Eddie also made an unusual engine choice, the 215-cubic V-8 Oldsmobile put in the first Cutlass. At the time most indy cars were powered by two engines. Either they used the Ford Cosworth DFX (a variant of F1 DFV engine) or they used an Offenhauser. But Sliderule Eddie saw something in the Olds mill. For one thing, making it go thrilled the hot-rodder at his soul. Second, the engine was all-American and all-aluminum, two big points in its favor. Despite the Ford name, the DFX was essentially a British engine, and Frehlan wanted an all-American car. Plus everybody ran the Offy, which bored him. The Olds was compact and lightweight, so he thought he could turn it into a giant-killer.

Eventually, he found a way. Using his experience from jet engine inlet design, he recognized that a lot more air would be available at 175MPH then you could ever get at slower speeds. So he designed an efficient inlet that ducted every bit of the cooling air from the radiator into the Olds' fuel injection system. Essentially he gave it it a really big Ram Air with the world's first airbox. He tuned it at North American's wind tunnel so the motor would make peak power with air being driven into the motor. He had to add a a vent to get the engine started in the pits, but he got the Olds mill making plenty of power even if it had poor acceleration until you got up to 100MPH. At Indy, high speeds meant a lot more. Frehlan realized that no matter how quick his Crown Vic was, he wasn't ready for Indy. So he hired local SCCA racing champ Chuck Fergus to shoe his odd beast. (It's not known if photographs involving trophy girl Linda Hurst had anything to do do with Fergus' decision to drive the odd racer)

The long-wheelbase dictated by his "motor-in-the-middle" design proved no disadvantages at Indy, where the banking is high and corners fast. When he got done 'Sliderule Eddie' Frehlan had created a very odd race car, but one with a low frontal area, decent downforce (thanks to more wind-tunnel work) that really could go. The press dubbed it the 'Frehlan Torpedo' because it sort of looked like one, being so long and low. A few of the smarter reporters noted the aviation engineering and construction techniques that had gone into the car, but most laughing joked it looked like it had been "sunk off Savo Island." But the laughing stopped once they solved some teething problems and got her to run.

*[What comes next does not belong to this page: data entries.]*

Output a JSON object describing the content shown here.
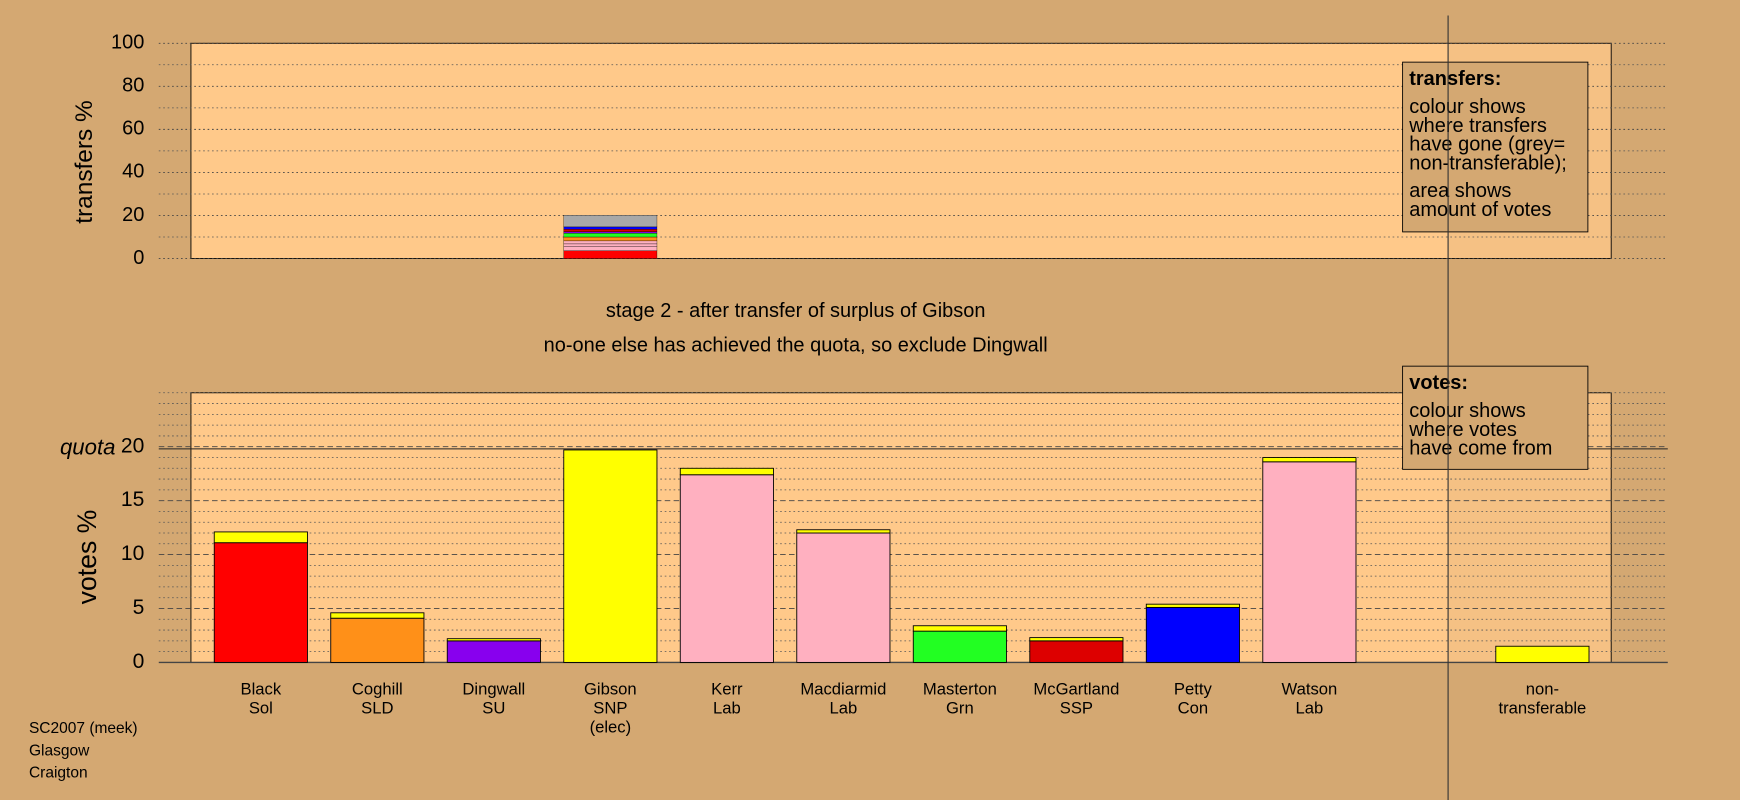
{
  "chart_data": [
    {
      "type": "bar",
      "stacked": true,
      "ylabel": "transfers %",
      "ylim": [
        0,
        100
      ],
      "yticks": [
        0,
        20,
        40,
        60,
        80,
        100
      ],
      "grid": true,
      "minor_per_major": 2,
      "series": [
        {
          "color": "#ff0000",
          "values": [
            3.6
          ]
        },
        {
          "color": "#ffb0c0",
          "values": [
            2.1
          ]
        },
        {
          "color": "#ffb0c0",
          "values": [
            1.1
          ]
        },
        {
          "color": "#ffb0c0",
          "values": [
            1.4
          ]
        },
        {
          "color": "#ff9018",
          "values": [
            1.8
          ]
        },
        {
          "color": "#22ff22",
          "values": [
            1.8
          ]
        },
        {
          "color": "#8800ee",
          "values": [
            0.7
          ]
        },
        {
          "color": "#dd0000",
          "values": [
            1.1
          ]
        },
        {
          "color": "#0000ff",
          "values": [
            1.1
          ]
        },
        {
          "color": "#a8a8a8",
          "values": [
            5.4
          ]
        }
      ],
      "legend": {
        "title": "transfers:",
        "paragraphs": [
          [
            "colour shows",
            "where transfers",
            "have gone (grey=",
            "non-transferable);"
          ],
          [
            "area shows",
            "amount of votes"
          ]
        ]
      }
    },
    {
      "type": "bar",
      "stacked": true,
      "title": "stage 2 - after transfer of surplus of Gibson",
      "subtitle": "no-one else has achieved the quota, so exclude Dingwall",
      "ylabel": "votes %",
      "ylim": [
        0,
        25
      ],
      "yticks": [
        0,
        5,
        10,
        15,
        20
      ],
      "grid": true,
      "minor_per_major": 5,
      "quota": {
        "label": "quota",
        "value": 19.8
      },
      "categories": [
        [
          "Black",
          "Sol"
        ],
        [
          "Coghill",
          "SLD"
        ],
        [
          "Dingwall",
          "SU"
        ],
        [
          "Gibson",
          "SNP",
          "(elec)"
        ],
        [
          "Kerr",
          "Lab"
        ],
        [
          "Macdiarmid",
          "Lab"
        ],
        [
          "Masterton",
          "Grn"
        ],
        [
          "McGartland",
          "SSP"
        ],
        [
          "Petty",
          "Con"
        ],
        [
          "Watson",
          "Lab"
        ],
        null,
        [
          "non-",
          "transferable"
        ]
      ],
      "series": [
        {
          "colors": [
            "#ff0000",
            "#ff9018",
            "#8800ee",
            "#ffff00",
            "#ffb0c0",
            "#ffb0c0",
            "#22ff22",
            "#dd0000",
            "#0000ff",
            "#ffb0c0",
            null,
            null
          ],
          "values": [
            11.1,
            4.1,
            2.0,
            19.7,
            17.4,
            12.0,
            2.9,
            2.0,
            5.1,
            18.6,
            null,
            null
          ]
        },
        {
          "color": "#ffff00",
          "values": [
            1.0,
            0.5,
            0.2,
            null,
            0.6,
            0.3,
            0.5,
            0.3,
            0.3,
            0.4,
            null,
            1.5
          ]
        }
      ],
      "legend": {
        "title": "votes:",
        "paragraphs": [
          [
            "colour shows",
            "where votes",
            "have come from"
          ]
        ]
      }
    }
  ],
  "footer": [
    "SC2007 (meek)",
    "Glasgow",
    "Craigton"
  ]
}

Fergus put the Torpedo 19th on the grid on opening day and stayed there. Finished in bare aluminum, it stood out from the field. The inexperienced crew didn't do so well on the first pit stop, but once the car got going it was fast and stable in traffic. Fergus got her up to 11th place when on Lap 58 Swede Savage spun and hit the inside wall hard. The race was stopped, and on the restart the slow initial acceleration of the Olds V-8 dropped the Torpedo to 14th. But once the car got up to speed Fergus started picking people off. He was up to 10th when he ran over debris from George Snider's blown engine. A sheered nut got sucked into the inlet and damaged the radiator. Fergus brought the Torpedo into the pits for the last time on lap 80, for a final placing of 19th.

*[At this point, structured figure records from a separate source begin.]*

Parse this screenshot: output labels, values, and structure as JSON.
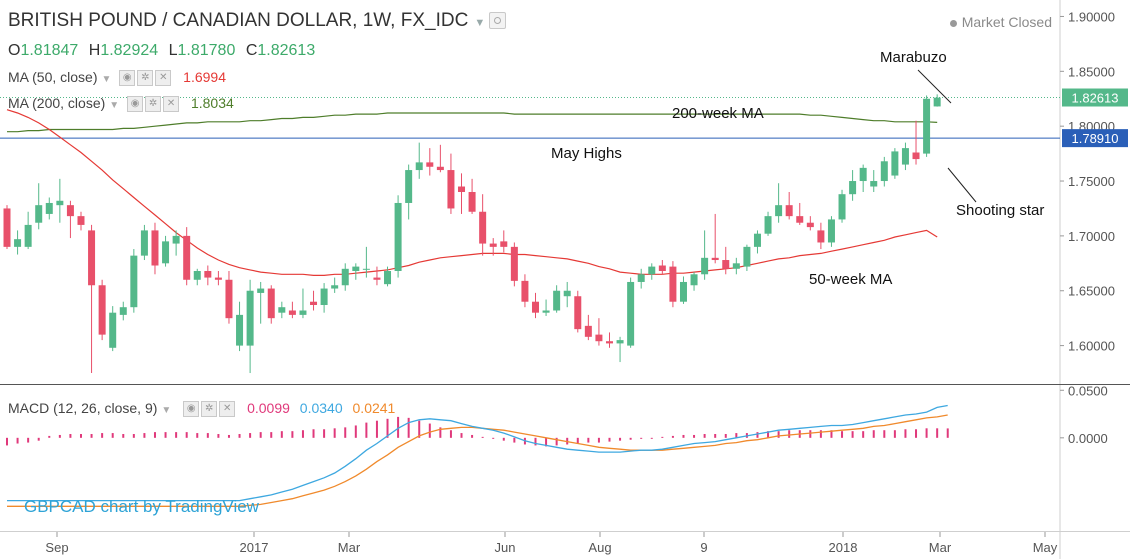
{
  "header": {
    "title": "BRITISH POUND / CANADIAN DOLLAR, 1W, FX_IDC",
    "ohlc": {
      "o_label": "O",
      "o": "1.81847",
      "h_label": "H",
      "h": "1.82924",
      "l_label": "L",
      "l": "1.81780",
      "c_label": "C",
      "c": "1.82613"
    },
    "market_status": "Market Closed",
    "ma50": {
      "label": "MA (50, close)",
      "value": "1.6994",
      "color": "#e53935"
    },
    "ma200": {
      "label": "MA (200, close)",
      "value": "1.8034",
      "color": "#4e7d2a"
    },
    "macd": {
      "label": "MACD (12, 26, close, 9)",
      "hist": "0.0099",
      "macd": "0.0340",
      "signal": "0.0241"
    },
    "watermark": "GBPCAD chart by TradingView"
  },
  "chart_data": {
    "type": "candlestick",
    "price_axis": {
      "min": 1.565,
      "max": 1.915,
      "ticks": [
        "1.90000",
        "1.85000",
        "1.80000",
        "1.75000",
        "1.70000",
        "1.65000",
        "1.60000"
      ],
      "tick_values": [
        1.9,
        1.85,
        1.8,
        1.75,
        1.7,
        1.65,
        1.6
      ]
    },
    "x_labels": [
      "Sep",
      "2017",
      "Mar",
      "Jun",
      "Aug",
      "9",
      "2018",
      "Mar",
      "May"
    ],
    "last_price": {
      "label": "1.82613",
      "value": 1.82613
    },
    "may_highs": {
      "label": "1.78910",
      "value": 1.7891
    },
    "annotations": [
      "Marabuzo",
      "200-week MA",
      "May Highs",
      "Shooting star",
      "50-week MA"
    ],
    "colors": {
      "up": "#54b88a",
      "down": "#e8506a",
      "ma50": "#e53935",
      "ma200": "#4e7d2a",
      "macd_line": "#3ea8e0",
      "signal_line": "#f08a2c",
      "hist": "#e0397b",
      "level": "#2a5fb8"
    },
    "candles": [
      {
        "o": 1.725,
        "h": 1.728,
        "l": 1.688,
        "c": 1.69
      },
      {
        "o": 1.69,
        "h": 1.705,
        "l": 1.683,
        "c": 1.697
      },
      {
        "o": 1.69,
        "h": 1.722,
        "l": 1.688,
        "c": 1.71
      },
      {
        "o": 1.712,
        "h": 1.748,
        "l": 1.706,
        "c": 1.728
      },
      {
        "o": 1.72,
        "h": 1.735,
        "l": 1.715,
        "c": 1.73
      },
      {
        "o": 1.728,
        "h": 1.752,
        "l": 1.712,
        "c": 1.732
      },
      {
        "o": 1.728,
        "h": 1.732,
        "l": 1.698,
        "c": 1.718
      },
      {
        "o": 1.718,
        "h": 1.722,
        "l": 1.705,
        "c": 1.71
      },
      {
        "o": 1.705,
        "h": 1.71,
        "l": 1.575,
        "c": 1.655
      },
      {
        "o": 1.655,
        "h": 1.66,
        "l": 1.605,
        "c": 1.61
      },
      {
        "o": 1.598,
        "h": 1.636,
        "l": 1.595,
        "c": 1.63
      },
      {
        "o": 1.628,
        "h": 1.64,
        "l": 1.623,
        "c": 1.635
      },
      {
        "o": 1.635,
        "h": 1.688,
        "l": 1.63,
        "c": 1.682
      },
      {
        "o": 1.682,
        "h": 1.71,
        "l": 1.678,
        "c": 1.705
      },
      {
        "o": 1.705,
        "h": 1.712,
        "l": 1.665,
        "c": 1.673
      },
      {
        "o": 1.675,
        "h": 1.7,
        "l": 1.672,
        "c": 1.695
      },
      {
        "o": 1.693,
        "h": 1.705,
        "l": 1.682,
        "c": 1.7
      },
      {
        "o": 1.7,
        "h": 1.708,
        "l": 1.655,
        "c": 1.66
      },
      {
        "o": 1.66,
        "h": 1.67,
        "l": 1.655,
        "c": 1.668
      },
      {
        "o": 1.668,
        "h": 1.673,
        "l": 1.655,
        "c": 1.662
      },
      {
        "o": 1.662,
        "h": 1.668,
        "l": 1.655,
        "c": 1.66
      },
      {
        "o": 1.66,
        "h": 1.668,
        "l": 1.62,
        "c": 1.625
      },
      {
        "o": 1.6,
        "h": 1.64,
        "l": 1.595,
        "c": 1.628
      },
      {
        "o": 1.6,
        "h": 1.66,
        "l": 1.575,
        "c": 1.65
      },
      {
        "o": 1.648,
        "h": 1.658,
        "l": 1.62,
        "c": 1.652
      },
      {
        "o": 1.652,
        "h": 1.655,
        "l": 1.62,
        "c": 1.625
      },
      {
        "o": 1.63,
        "h": 1.64,
        "l": 1.625,
        "c": 1.635
      },
      {
        "o": 1.632,
        "h": 1.64,
        "l": 1.625,
        "c": 1.628
      },
      {
        "o": 1.628,
        "h": 1.652,
        "l": 1.625,
        "c": 1.632
      },
      {
        "o": 1.64,
        "h": 1.65,
        "l": 1.632,
        "c": 1.637
      },
      {
        "o": 1.637,
        "h": 1.657,
        "l": 1.63,
        "c": 1.652
      },
      {
        "o": 1.652,
        "h": 1.662,
        "l": 1.648,
        "c": 1.655
      },
      {
        "o": 1.655,
        "h": 1.675,
        "l": 1.65,
        "c": 1.67
      },
      {
        "o": 1.668,
        "h": 1.675,
        "l": 1.66,
        "c": 1.672
      },
      {
        "o": 1.67,
        "h": 1.69,
        "l": 1.662,
        "c": 1.67
      },
      {
        "o": 1.662,
        "h": 1.672,
        "l": 1.655,
        "c": 1.66
      },
      {
        "o": 1.656,
        "h": 1.672,
        "l": 1.654,
        "c": 1.668
      },
      {
        "o": 1.668,
        "h": 1.737,
        "l": 1.662,
        "c": 1.73
      },
      {
        "o": 1.73,
        "h": 1.765,
        "l": 1.715,
        "c": 1.76
      },
      {
        "o": 1.76,
        "h": 1.785,
        "l": 1.752,
        "c": 1.767
      },
      {
        "o": 1.767,
        "h": 1.78,
        "l": 1.755,
        "c": 1.763
      },
      {
        "o": 1.763,
        "h": 1.783,
        "l": 1.758,
        "c": 1.76
      },
      {
        "o": 1.76,
        "h": 1.775,
        "l": 1.72,
        "c": 1.725
      },
      {
        "o": 1.745,
        "h": 1.757,
        "l": 1.72,
        "c": 1.74
      },
      {
        "o": 1.74,
        "h": 1.752,
        "l": 1.72,
        "c": 1.722
      },
      {
        "o": 1.722,
        "h": 1.738,
        "l": 1.682,
        "c": 1.693
      },
      {
        "o": 1.693,
        "h": 1.698,
        "l": 1.682,
        "c": 1.69
      },
      {
        "o": 1.695,
        "h": 1.705,
        "l": 1.685,
        "c": 1.69
      },
      {
        "o": 1.69,
        "h": 1.694,
        "l": 1.654,
        "c": 1.659
      },
      {
        "o": 1.659,
        "h": 1.665,
        "l": 1.635,
        "c": 1.64
      },
      {
        "o": 1.64,
        "h": 1.648,
        "l": 1.625,
        "c": 1.63
      },
      {
        "o": 1.63,
        "h": 1.642,
        "l": 1.627,
        "c": 1.632
      },
      {
        "o": 1.632,
        "h": 1.655,
        "l": 1.63,
        "c": 1.65
      },
      {
        "o": 1.645,
        "h": 1.658,
        "l": 1.635,
        "c": 1.65
      },
      {
        "o": 1.645,
        "h": 1.65,
        "l": 1.612,
        "c": 1.615
      },
      {
        "o": 1.618,
        "h": 1.628,
        "l": 1.605,
        "c": 1.608
      },
      {
        "o": 1.61,
        "h": 1.625,
        "l": 1.6,
        "c": 1.604
      },
      {
        "o": 1.604,
        "h": 1.612,
        "l": 1.598,
        "c": 1.602
      },
      {
        "o": 1.602,
        "h": 1.608,
        "l": 1.585,
        "c": 1.605
      },
      {
        "o": 1.6,
        "h": 1.662,
        "l": 1.598,
        "c": 1.658
      },
      {
        "o": 1.658,
        "h": 1.67,
        "l": 1.652,
        "c": 1.665
      },
      {
        "o": 1.665,
        "h": 1.675,
        "l": 1.66,
        "c": 1.672
      },
      {
        "o": 1.673,
        "h": 1.678,
        "l": 1.665,
        "c": 1.668
      },
      {
        "o": 1.672,
        "h": 1.677,
        "l": 1.635,
        "c": 1.64
      },
      {
        "o": 1.64,
        "h": 1.663,
        "l": 1.638,
        "c": 1.658
      },
      {
        "o": 1.655,
        "h": 1.667,
        "l": 1.65,
        "c": 1.665
      },
      {
        "o": 1.665,
        "h": 1.705,
        "l": 1.66,
        "c": 1.68
      },
      {
        "o": 1.68,
        "h": 1.72,
        "l": 1.675,
        "c": 1.678
      },
      {
        "o": 1.678,
        "h": 1.69,
        "l": 1.665,
        "c": 1.67
      },
      {
        "o": 1.67,
        "h": 1.68,
        "l": 1.665,
        "c": 1.675
      },
      {
        "o": 1.672,
        "h": 1.692,
        "l": 1.668,
        "c": 1.69
      },
      {
        "o": 1.69,
        "h": 1.705,
        "l": 1.684,
        "c": 1.702
      },
      {
        "o": 1.702,
        "h": 1.722,
        "l": 1.7,
        "c": 1.718
      },
      {
        "o": 1.718,
        "h": 1.748,
        "l": 1.712,
        "c": 1.728
      },
      {
        "o": 1.728,
        "h": 1.74,
        "l": 1.715,
        "c": 1.718
      },
      {
        "o": 1.718,
        "h": 1.73,
        "l": 1.71,
        "c": 1.712
      },
      {
        "o": 1.712,
        "h": 1.718,
        "l": 1.705,
        "c": 1.708
      },
      {
        "o": 1.705,
        "h": 1.712,
        "l": 1.688,
        "c": 1.694
      },
      {
        "o": 1.694,
        "h": 1.718,
        "l": 1.69,
        "c": 1.715
      },
      {
        "o": 1.715,
        "h": 1.742,
        "l": 1.712,
        "c": 1.738
      },
      {
        "o": 1.738,
        "h": 1.76,
        "l": 1.732,
        "c": 1.75
      },
      {
        "o": 1.75,
        "h": 1.765,
        "l": 1.74,
        "c": 1.762
      },
      {
        "o": 1.745,
        "h": 1.76,
        "l": 1.74,
        "c": 1.75
      },
      {
        "o": 1.75,
        "h": 1.772,
        "l": 1.745,
        "c": 1.768
      },
      {
        "o": 1.755,
        "h": 1.78,
        "l": 1.752,
        "c": 1.777
      },
      {
        "o": 1.765,
        "h": 1.785,
        "l": 1.76,
        "c": 1.78
      },
      {
        "o": 1.776,
        "h": 1.805,
        "l": 1.765,
        "c": 1.77
      },
      {
        "o": 1.775,
        "h": 1.828,
        "l": 1.772,
        "c": 1.825
      },
      {
        "o": 1.818,
        "h": 1.829,
        "l": 1.8178,
        "c": 1.826
      }
    ],
    "ma50": [
      1.815,
      1.812,
      1.808,
      1.803,
      1.797,
      1.79,
      1.783,
      1.776,
      1.768,
      1.76,
      1.751,
      1.743,
      1.735,
      1.727,
      1.719,
      1.711,
      1.703,
      1.696,
      1.689,
      1.683,
      1.678,
      1.674,
      1.671,
      1.669,
      1.667,
      1.666,
      1.665,
      1.665,
      1.665,
      1.664,
      1.664,
      1.665,
      1.665,
      1.666,
      1.667,
      1.668,
      1.669,
      1.671,
      1.673,
      1.676,
      1.678,
      1.68,
      1.681,
      1.682,
      1.683,
      1.684,
      1.684,
      1.684,
      1.683,
      1.683,
      1.682,
      1.681,
      1.68,
      1.679,
      1.677,
      1.675,
      1.672,
      1.67,
      1.667,
      1.666,
      1.665,
      1.665,
      1.665,
      1.666,
      1.666,
      1.667,
      1.668,
      1.669,
      1.67,
      1.671,
      1.673,
      1.675,
      1.677,
      1.679,
      1.68,
      1.682,
      1.683,
      1.684,
      1.686,
      1.688,
      1.69,
      1.692,
      1.694,
      1.696,
      1.699,
      1.701,
      1.703,
      1.705,
      1.699
    ],
    "ma200": [
      1.795,
      1.795,
      1.796,
      1.796,
      1.797,
      1.797,
      1.797,
      1.797,
      1.797,
      1.797,
      1.797,
      1.798,
      1.798,
      1.799,
      1.8,
      1.801,
      1.802,
      1.803,
      1.803,
      1.804,
      1.804,
      1.804,
      1.804,
      1.805,
      1.805,
      1.806,
      1.807,
      1.807,
      1.808,
      1.808,
      1.809,
      1.81,
      1.81,
      1.811,
      1.811,
      1.811,
      1.812,
      1.812,
      1.812,
      1.812,
      1.812,
      1.812,
      1.812,
      1.812,
      1.812,
      1.812,
      1.812,
      1.812,
      1.811,
      1.811,
      1.811,
      1.811,
      1.811,
      1.811,
      1.811,
      1.811,
      1.811,
      1.811,
      1.811,
      1.811,
      1.811,
      1.811,
      1.811,
      1.811,
      1.811,
      1.811,
      1.811,
      1.811,
      1.811,
      1.811,
      1.811,
      1.811,
      1.811,
      1.811,
      1.811,
      1.811,
      1.81,
      1.81,
      1.809,
      1.808,
      1.807,
      1.806,
      1.805,
      1.805,
      1.804,
      1.804,
      1.804,
      1.804,
      1.8034
    ],
    "macd_axis": {
      "min": -0.098,
      "max": 0.0545,
      "ticks": [
        "0.0500",
        "0.0000"
      ],
      "tick_values": [
        0.05,
        0.0
      ]
    },
    "macd_line": [
      -0.066,
      -0.066,
      -0.066,
      -0.066,
      -0.066,
      -0.066,
      -0.066,
      -0.066,
      -0.066,
      -0.066,
      -0.066,
      -0.066,
      -0.066,
      -0.066,
      -0.066,
      -0.066,
      -0.066,
      -0.066,
      -0.066,
      -0.066,
      -0.066,
      -0.066,
      -0.066,
      -0.064,
      -0.062,
      -0.06,
      -0.057,
      -0.054,
      -0.05,
      -0.046,
      -0.042,
      -0.037,
      -0.03,
      -0.022,
      -0.013,
      -0.006,
      0.002,
      0.01,
      0.016,
      0.019,
      0.02,
      0.019,
      0.018,
      0.015,
      0.012,
      0.01,
      0.008,
      0.005,
      0.001,
      -0.003,
      -0.006,
      -0.008,
      -0.01,
      -0.012,
      -0.013,
      -0.014,
      -0.015,
      -0.015,
      -0.015,
      -0.014,
      -0.013,
      -0.013,
      -0.012,
      -0.01,
      -0.008,
      -0.006,
      -0.005,
      -0.004,
      -0.002,
      0.0,
      0.002,
      0.004,
      0.006,
      0.008,
      0.009,
      0.01,
      0.011,
      0.012,
      0.013,
      0.013,
      0.014,
      0.016,
      0.018,
      0.02,
      0.022,
      0.024,
      0.025,
      0.027,
      0.032,
      0.034
    ],
    "signal_line": [
      -0.072,
      -0.072,
      -0.072,
      -0.072,
      -0.072,
      -0.072,
      -0.072,
      -0.072,
      -0.072,
      -0.072,
      -0.072,
      -0.072,
      -0.072,
      -0.072,
      -0.072,
      -0.072,
      -0.072,
      -0.072,
      -0.072,
      -0.072,
      -0.072,
      -0.072,
      -0.072,
      -0.071,
      -0.07,
      -0.068,
      -0.066,
      -0.064,
      -0.061,
      -0.058,
      -0.055,
      -0.051,
      -0.046,
      -0.04,
      -0.033,
      -0.025,
      -0.018,
      -0.01,
      -0.004,
      0.002,
      0.006,
      0.009,
      0.01,
      0.011,
      0.011,
      0.01,
      0.009,
      0.008,
      0.006,
      0.004,
      0.002,
      0.0,
      -0.002,
      -0.004,
      -0.006,
      -0.008,
      -0.01,
      -0.011,
      -0.012,
      -0.013,
      -0.013,
      -0.013,
      -0.013,
      -0.012,
      -0.011,
      -0.01,
      -0.009,
      -0.008,
      -0.006,
      -0.005,
      -0.003,
      -0.002,
      0.0,
      0.002,
      0.003,
      0.004,
      0.005,
      0.006,
      0.007,
      0.008,
      0.009,
      0.01,
      0.012,
      0.013,
      0.015,
      0.017,
      0.019,
      0.021,
      0.022,
      0.024
    ],
    "histogram": [
      -0.008,
      -0.006,
      -0.005,
      -0.003,
      0.002,
      0.003,
      0.004,
      0.004,
      0.004,
      0.005,
      0.005,
      0.004,
      0.004,
      0.005,
      0.006,
      0.006,
      0.006,
      0.006,
      0.005,
      0.005,
      0.004,
      0.003,
      0.004,
      0.005,
      0.006,
      0.006,
      0.007,
      0.007,
      0.008,
      0.009,
      0.009,
      0.01,
      0.011,
      0.013,
      0.016,
      0.018,
      0.02,
      0.022,
      0.021,
      0.018,
      0.015,
      0.011,
      0.008,
      0.005,
      0.003,
      0.001,
      -0.001,
      -0.003,
      -0.005,
      -0.007,
      -0.008,
      -0.009,
      -0.008,
      -0.007,
      -0.006,
      -0.005,
      -0.005,
      -0.004,
      -0.003,
      -0.002,
      -0.001,
      0.0,
      0.001,
      0.002,
      0.003,
      0.003,
      0.004,
      0.004,
      0.004,
      0.005,
      0.005,
      0.006,
      0.007,
      0.007,
      0.008,
      0.008,
      0.008,
      0.008,
      0.008,
      0.007,
      0.007,
      0.007,
      0.008,
      0.008,
      0.008,
      0.009,
      0.009,
      0.01,
      0.01,
      0.0099
    ],
    "legend": "top-left",
    "grid": false
  }
}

'Sliderule Eddie' Frehlan never raced the Torpedo again. With her slow acceleration and long wheelbase, she really was only quick on a long oval like Indy. He died three months later in a gardening accident, and the Torpedo went to his youngest son, Freddy, who lost the car in a poker game. It was a popular attraction at Ohio car shows for the next few years, then disappeared. But in the fall of 2011 it was re-discovered in a New Albany, Ohio barn. Everything was there including the injected Olds V-8. So don't be too surprised if you see the Frehlan Torpedo show up at a vintage race near you. You'll know it because there will be nothing else like it out on track. The Frehlan Torpedo, like its creator, was a true American original.